Positive hit from drug dog on car but no drugs found justified strip search at jail

The defendant was arrested for drug sales, and a drug dog positively alerted on his car, but no drugs were found. A strip search was justified at the jail. As to the merits of the original arrest, “‘Sixth Circuit precedent clearly establishes that the affiant need only specify that the confidential informant has given accurate information in the past to qualify as reliable.’ United States v. Greene, 250 F.3d 471, 480 (6th Cir.2001).” Here, there were two prior buys from the defendant at the place previously specified, so that takes care of it. United States v. Warfield, 2006 U.S. Dist. LEXIS 80334 (W.D. Ky. November 2, 2006).

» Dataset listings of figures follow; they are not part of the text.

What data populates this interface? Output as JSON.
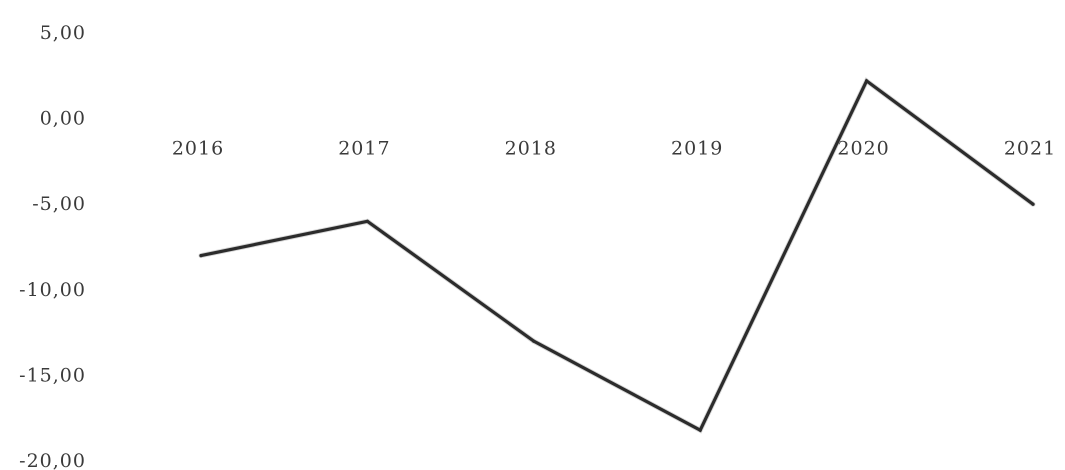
{
  "chart_data": {
    "type": "line",
    "categories": [
      "2016",
      "2017",
      "2018",
      "2019",
      "2020",
      "2021"
    ],
    "series": [
      {
        "values": [
          -8.0,
          -6.0,
          -13.0,
          -18.2,
          2.2,
          -5.0
        ]
      }
    ],
    "ylim": [
      -20,
      5
    ],
    "yticks": [
      "5,00",
      "0,00",
      "-5,00",
      "-10,00",
      "-15,00",
      "-20,00"
    ],
    "ytick_values": [
      5,
      0,
      -5,
      -10,
      -15,
      -20
    ],
    "title": "",
    "xlabel": "",
    "ylabel": "",
    "grid": false,
    "legend": "none",
    "x_axis_position": "at y = 0",
    "colors": {
      "line": "#2c2c2c",
      "text": "#3a3a3a",
      "background": "#ffffff"
    }
  }
}
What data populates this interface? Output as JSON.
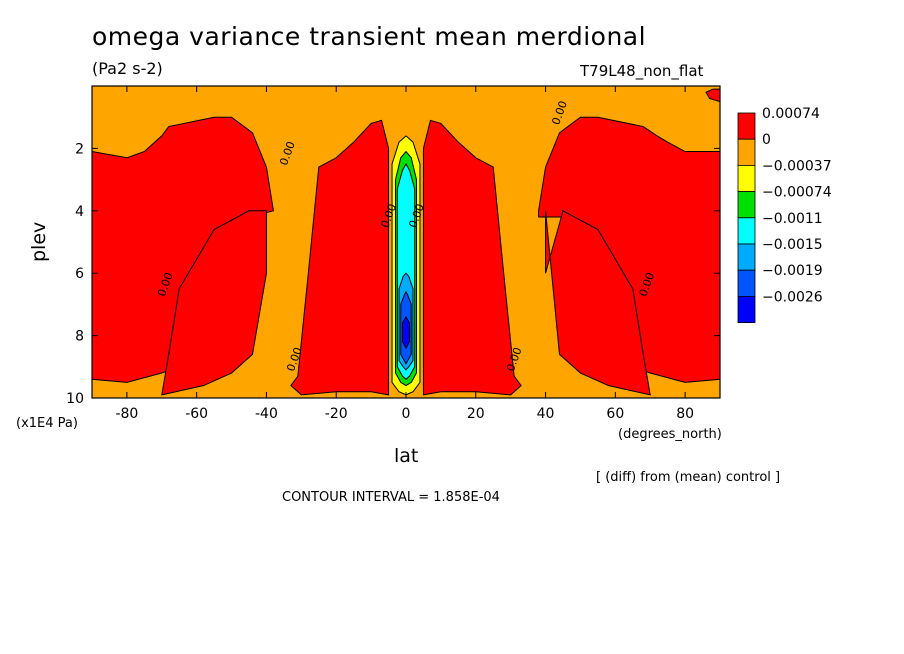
{
  "chart_data": {
    "type": "heatmap",
    "title": "omega variance transient mean merdional",
    "units": "(Pa2 s-2)",
    "run_label": "T79L48_non_flat",
    "xlabel": "lat",
    "x_units": "(degrees_north)",
    "ylabel": "plev",
    "y_units": "(x1E4 Pa)",
    "xlim": [
      -90,
      90
    ],
    "ylim": [
      10,
      0
    ],
    "x_ticks": [
      -80,
      -60,
      -40,
      -20,
      0,
      20,
      40,
      60,
      80
    ],
    "y_ticks": [
      2,
      4,
      6,
      8,
      10
    ],
    "colorbar_labels": [
      "0.00074",
      "0",
      "−0.00037",
      "−0.00074",
      "−0.0011",
      "−0.0015",
      "−0.0019",
      "−0.0026"
    ],
    "colorbar_colors": [
      "#ff0000",
      "#ffa500",
      "#ffff00",
      "#00e000",
      "#00ffff",
      "#00aaff",
      "#0055ff",
      "#0000ff"
    ],
    "contour_label": "0.00",
    "contour_interval_text": "CONTOUR INTERVAL = 1.858E-04",
    "note": "[ (diff) from (mean) control ]",
    "regions": [
      {
        "fill": "#ff0000",
        "lat": [
          -90,
          -80,
          -75,
          -72,
          -70,
          -68,
          -55,
          -50,
          -44,
          -40,
          -38,
          -45,
          -50,
          -60,
          -70,
          -80,
          -90
        ],
        "plev": [
          2.1,
          2.3,
          2.1,
          1.8,
          1.6,
          1.3,
          1.0,
          1.0,
          1.5,
          2.6,
          4.0,
          4.2,
          4.8,
          8.8,
          9.2,
          9.5,
          9.4
        ],
        "path_note": "south red tongue"
      },
      {
        "fill": "#ff0000",
        "lat": [
          -70,
          -58,
          -50,
          -44,
          -40,
          -40,
          -45,
          -55,
          -65,
          -68
        ],
        "plev": [
          9.9,
          9.6,
          9.2,
          8.6,
          6.0,
          4.0,
          4.0,
          4.6,
          6.5,
          8.6
        ]
      },
      {
        "fill": "#ff0000",
        "lat": [
          -31,
          -28,
          -25,
          -20,
          -15,
          -10,
          -7,
          -5,
          -5,
          -10,
          -20,
          -30,
          -33
        ],
        "plev": [
          9.3,
          6.0,
          2.6,
          2.3,
          1.8,
          1.2,
          1.1,
          2.0,
          9.9,
          9.8,
          9.8,
          9.9,
          9.6
        ]
      },
      {
        "fill": "#ff0000",
        "lat": [
          5,
          7,
          10,
          15,
          20,
          25,
          28,
          31,
          33,
          30,
          20,
          10,
          5
        ],
        "plev": [
          2.0,
          1.1,
          1.2,
          1.8,
          2.3,
          2.6,
          6.0,
          9.3,
          9.6,
          9.9,
          9.8,
          9.8,
          9.9
        ]
      },
      {
        "fill": "#ff0000",
        "lat": [
          38,
          40,
          44,
          50,
          55,
          68,
          72,
          75,
          80,
          90,
          90,
          80,
          70,
          60,
          50,
          45,
          38
        ],
        "plev": [
          4.0,
          2.6,
          1.5,
          1.0,
          1.0,
          1.3,
          1.6,
          1.8,
          2.1,
          2.1,
          9.4,
          9.5,
          9.2,
          8.8,
          4.8,
          4.2,
          4.2
        ]
      },
      {
        "fill": "#ff0000",
        "lat": [
          40,
          40,
          45,
          55,
          65,
          68,
          70,
          58,
          50,
          44
        ],
        "plev": [
          4.0,
          6.0,
          4.0,
          4.6,
          6.5,
          8.6,
          9.9,
          9.6,
          9.2,
          8.6
        ]
      },
      {
        "fill": "#ff0000",
        "lat": [
          86,
          88,
          90,
          90,
          87
        ],
        "plev": [
          0.2,
          0.1,
          0.1,
          0.5,
          0.4
        ]
      },
      {
        "fill": "#ffff00",
        "lat": [
          -4,
          -2,
          0,
          2,
          4,
          4,
          2,
          0,
          -2,
          -4
        ],
        "plev": [
          2.5,
          1.8,
          1.6,
          1.8,
          2.5,
          9.5,
          9.8,
          9.9,
          9.8,
          9.5
        ]
      },
      {
        "fill": "#00e000",
        "lat": [
          -3,
          -1.5,
          0,
          1.5,
          3,
          3,
          1.5,
          0,
          -1.5,
          -3
        ],
        "plev": [
          3.0,
          2.3,
          2.1,
          2.3,
          3.0,
          9.2,
          9.5,
          9.6,
          9.5,
          9.2
        ]
      },
      {
        "fill": "#00ffff",
        "lat": [
          -2.5,
          -1,
          0,
          1,
          2.5,
          2.5,
          1,
          0,
          -1,
          -2.5
        ],
        "plev": [
          3.3,
          2.7,
          2.5,
          2.7,
          3.3,
          9.0,
          9.3,
          9.4,
          9.3,
          9.0
        ]
      },
      {
        "fill": "#00aaff",
        "lat": [
          -2,
          -0.8,
          0,
          0.8,
          2,
          2,
          0.8,
          0,
          -0.8,
          -2
        ],
        "plev": [
          6.5,
          6.1,
          6.0,
          6.1,
          6.5,
          8.8,
          9.0,
          9.1,
          9.0,
          8.8
        ]
      },
      {
        "fill": "#0055ff",
        "lat": [
          -1.5,
          -0.5,
          0,
          0.5,
          1.5,
          1.5,
          0.5,
          0,
          -0.5,
          -1.5
        ],
        "plev": [
          7.0,
          6.7,
          6.6,
          6.7,
          7.0,
          8.6,
          8.8,
          8.9,
          8.8,
          8.6
        ]
      },
      {
        "fill": "#0000ff",
        "lat": [
          -1,
          0,
          1,
          1,
          0,
          -1
        ],
        "plev": [
          7.6,
          7.4,
          7.6,
          8.2,
          8.4,
          8.2
        ]
      }
    ],
    "contour_labels_at": [
      {
        "lat": -33,
        "plev": 2.2
      },
      {
        "lat": -68,
        "plev": 6.4
      },
      {
        "lat": -31,
        "plev": 8.8
      },
      {
        "lat": -4,
        "plev": 4.2
      },
      {
        "lat": 4,
        "plev": 4.2
      },
      {
        "lat": 32,
        "plev": 8.8
      },
      {
        "lat": 45,
        "plev": 0.9
      },
      {
        "lat": 70,
        "plev": 6.4
      }
    ]
  }
}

Without findings of fact, unless these are it, the S.D. Miss. sustains a third-party consent. United States v. Perez-Vera, 2006 U.S. Dist. LEXIS 80342 (S.D. Miss. October 31, 2006):

The Court, having considered the testimony of the witnesses and arguments of counsel, credits the testimony of the government’s witnesses, and finds by the requisite standard of proof the following: (1) that the defendant’s consent to search was not sought by the state officers, nor (2) was he sequestered in such a way that his refusal to consent could not be heard. The Court further finds that (3) the wife, who was shown by proof to be the lease-holder of the residence, had the apparent authority to consent, and (4) that she did consent to the search of the residence wherein she had standing to consent or refuse. Such consent as was obtained of her is consonant with the Court’s holdings in United States v. Matlock, 415 U.S. 164 (1974), and in Illinois v. Rodriguez, 497 U.S. 177 (1990), and does not offend the Fourth Amendment of the Constitution of the United States. Matlock, supra, at 170-171.